V. Водворение Мириам

Спустившись с холма, Нехушта очутилась среди воз деланных полей ячменя и плодовых садов, огороженных низкими каменными стенами. Там и здесь виднелись дома, но большинство их было разрушено пожаром, а поля и сады смяты и вытоптаны, точно здесь только что прошел неприятель.
Но Нехушта смело шла вперед по главной улице селения до тех пор, пока не увидела смотревшую на нее из-за стены сада молодую женщину. На вопрос, что здесь случилось, женщина с плачем рассказала, что в их селение нагрянули римляне, все сожгли и разорили, стариков и старух убили, здоровых же молодых людей, кого могли изловить, увели в рабство — и все это только за то, что старейшина их селения поспорил с римским сборщиком податей из-за несправедливого вторичного сбора налогов и отказался уплатить слугам великого цезаря…
— Неужели, — воскликнула Нехушта, — я не найду здесь ни одной женщины, которая могла бы выкормить ребенка? Я готова щедро заплатить за это!
— Но скажи мне, откуда ты? Откуда у тебя этот младенец? — осведомилась женщина.
Нехушта рассказала женщине то, что считала нужным, и та предложила себя в кормилицы. Римляне убили ее дитя, она же и муж ее успели скрыться в подвале, где их не нашли. Дом тоже случайно уцелел, и муж теперь ушел на поле собрать то, что осталось от урожая. Нехушта возблагодарила Бога и согласилась поселиться у этой женщины.

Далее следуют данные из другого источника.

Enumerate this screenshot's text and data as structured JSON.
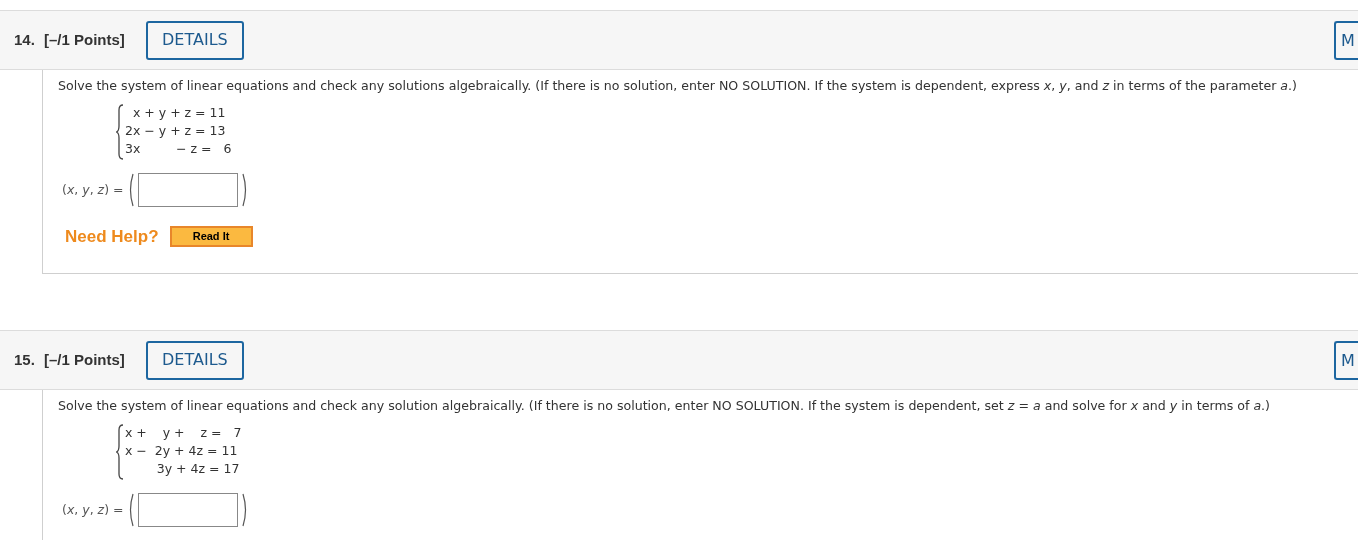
{
  "questions": [
    {
      "number": "14.",
      "points": "[–/1 Points]",
      "details_button": "DETAILS",
      "side_button": "M",
      "prompt": "Solve the system of linear equations and check any solutions algebraically. (If there is no solution, enter NO SOLUTION. If the system is dependent, express *x*, *y*, and *z* in terms of the parameter *a*.)",
      "equations": [
        "  x + y + z = 11",
        "2x − y + z = 13",
        "3x         − z =   6"
      ],
      "answer_label": "(*x*, *y*, *z*) =",
      "help": {
        "label": "Need Help?",
        "button": "Read It"
      }
    },
    {
      "number": "15.",
      "points": "[–/1 Points]",
      "details_button": "DETAILS",
      "side_button": "M",
      "prompt": "Solve the system of linear equations and check any solution algebraically. (If there is no solution, enter NO SOLUTION. If the system is dependent, set *z* = *a* and solve for *x* and *y* in terms of *a*.)",
      "equations": [
        "x +    y +    z =   7",
        "x −  2y + 4z = 11",
        "        3y + 4z = 17"
      ],
      "answer_label": "(*x*, *y*, *z*) ="
    }
  ]
}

Муж кормилицы Мириам оказался трудолюбивым виноградарем, добрым хозяином и надежным заступником для Нехушты и маленькой питомицы его жены. В доме этих славных людей, которым Нехушта каждый месяц давала по золотому, она и младенец пробыли целых шесть месяцев, ребенок окреп, поздоровел и мог без всякого риска вынести самое дальнее путешествие. Поэтому, помня завещание покойной госпожи, верная Нехушта обещала дать этим добрым людям денег на покупку двух волов и на наем работника и, кроме того, еще три золотых, если они согласятся проводить ее и ребенка в окрестности Иерихона. Сверх того она обещала оставить им в полную собственность вьючного осла и мула, которых поручила приобрести для путешествия. Хозяева не только согласились проводить их до окрестностей Иерихона, но даже обещали пробыть там около трех месяцев, до того времени, когда ребенка можно будет отнять от груди.
Скалистый берег, где галера, на которой Мириам увидела свет, потерпела крушение, находился всего в пяти лигах [лигарасстояние в три географических мили.Примеч. автора] от Иоппии и в двух днях пути от Иерусалима, откуда в такой же срок можно было дойти до берегов Мертвого моря.

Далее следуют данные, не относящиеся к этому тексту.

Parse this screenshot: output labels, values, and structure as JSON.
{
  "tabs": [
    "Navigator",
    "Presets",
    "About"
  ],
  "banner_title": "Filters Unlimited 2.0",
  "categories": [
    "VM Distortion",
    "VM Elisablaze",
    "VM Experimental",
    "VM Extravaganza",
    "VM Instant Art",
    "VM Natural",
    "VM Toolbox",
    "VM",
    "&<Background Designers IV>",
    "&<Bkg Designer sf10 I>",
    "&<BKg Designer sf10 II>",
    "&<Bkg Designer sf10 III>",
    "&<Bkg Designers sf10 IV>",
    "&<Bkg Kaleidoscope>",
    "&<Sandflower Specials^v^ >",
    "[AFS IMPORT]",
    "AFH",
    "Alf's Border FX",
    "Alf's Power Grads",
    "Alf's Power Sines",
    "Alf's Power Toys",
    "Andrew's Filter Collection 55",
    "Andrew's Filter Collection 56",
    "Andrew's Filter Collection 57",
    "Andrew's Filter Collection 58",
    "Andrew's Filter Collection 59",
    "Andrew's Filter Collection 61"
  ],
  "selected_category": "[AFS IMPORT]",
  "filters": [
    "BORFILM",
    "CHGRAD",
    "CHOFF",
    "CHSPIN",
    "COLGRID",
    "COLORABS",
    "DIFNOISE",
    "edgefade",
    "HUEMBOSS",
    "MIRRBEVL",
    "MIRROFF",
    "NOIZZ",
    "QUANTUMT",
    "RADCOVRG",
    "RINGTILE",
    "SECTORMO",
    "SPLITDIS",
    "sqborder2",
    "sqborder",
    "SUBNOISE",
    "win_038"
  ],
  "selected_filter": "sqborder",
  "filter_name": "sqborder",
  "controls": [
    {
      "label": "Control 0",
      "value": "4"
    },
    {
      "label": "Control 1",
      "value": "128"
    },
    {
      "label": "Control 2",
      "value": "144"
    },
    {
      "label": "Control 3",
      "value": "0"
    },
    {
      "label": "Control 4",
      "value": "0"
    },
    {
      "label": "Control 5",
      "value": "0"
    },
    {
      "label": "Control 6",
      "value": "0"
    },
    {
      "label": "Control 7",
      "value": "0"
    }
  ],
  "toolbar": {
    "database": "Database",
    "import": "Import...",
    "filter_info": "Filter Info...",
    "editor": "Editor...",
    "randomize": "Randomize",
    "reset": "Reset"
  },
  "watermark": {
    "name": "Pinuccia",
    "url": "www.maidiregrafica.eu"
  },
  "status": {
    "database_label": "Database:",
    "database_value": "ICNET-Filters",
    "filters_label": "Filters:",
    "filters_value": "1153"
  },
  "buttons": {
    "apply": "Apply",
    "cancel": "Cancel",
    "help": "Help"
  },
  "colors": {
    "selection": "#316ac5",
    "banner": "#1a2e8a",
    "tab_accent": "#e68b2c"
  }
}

Путешествие Нехушта с маленькой Мириам и своими двумя спутниками совершила благополучно и беспрепятственно, быть может потому, что их скромный вид не привлекал внимания ни разбойников, которыми тогда кишели все большие дороги, ни римских воинов, разосланных начальством для поимки этих разбойников и нередко бравшихся за их ремесло.
На шестой день пути путешественники спустились наконец в долину Иордана, а в два часа пополудни на седьмые сутки подошли к селению ессеев. Оставив своих вьючных животных и мужа кормилицы за околицей селения, Нехушта с младенцем, который теперь уже размахивал ручонками, смеялся и лепетал, в сопровождении самой кормилицы смело вошла в селение, где, по-видимому, жили только одни мужчины, так как женщин нигде не было видно.

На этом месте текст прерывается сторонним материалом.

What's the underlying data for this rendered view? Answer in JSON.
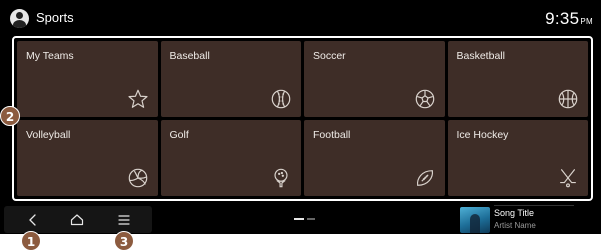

Попавшегося навстречу старого человека, одетого в чистые белые одежды, Нехушта попросила помочь найти брата Итиэля. Почтенный старец, отворачивая от нее свое лицо, точно лик женщины казался ему опасным, весьма вежливо отвечал, что брат Итиэль работает в поле и возвратится не раньше, чем к ужину. Но если у нее спешное дело, она может дойти до зеленых ив, растущих по берегу Иордана, и оттуда непременно увидит Итиэля, который пашет в соседнем поле на паре белых волов.
Выслушав эти указания, обе женщины направились к реке и действительно вскоре увидели вдали на пашне двух белых волов и шедшего за сохой немолодого пахаря. Нехушта приказала кормилице остаться в некотором отдалении, а сама с младенцем на руках подошла к Итиэлю.
— Скажи, прошу тебя, — обратилась к нему арабка, — вижу ли я перед собой Итиэля, священника высшего сана среди ессеев, брата покойной госпожи моей Мириам, жены иудея Бенони, богатейшего купца в городе Тире?
— Меня зовут Итиэль, и госпожа Мириам, жена Бенони, пребывающая ныне в стране вечного блаженства за гранью океана [Ессеи представляли себе блаженное жилище покинувших бренное тело душ за гранью океана.Примеч. автора], была моей сестрой!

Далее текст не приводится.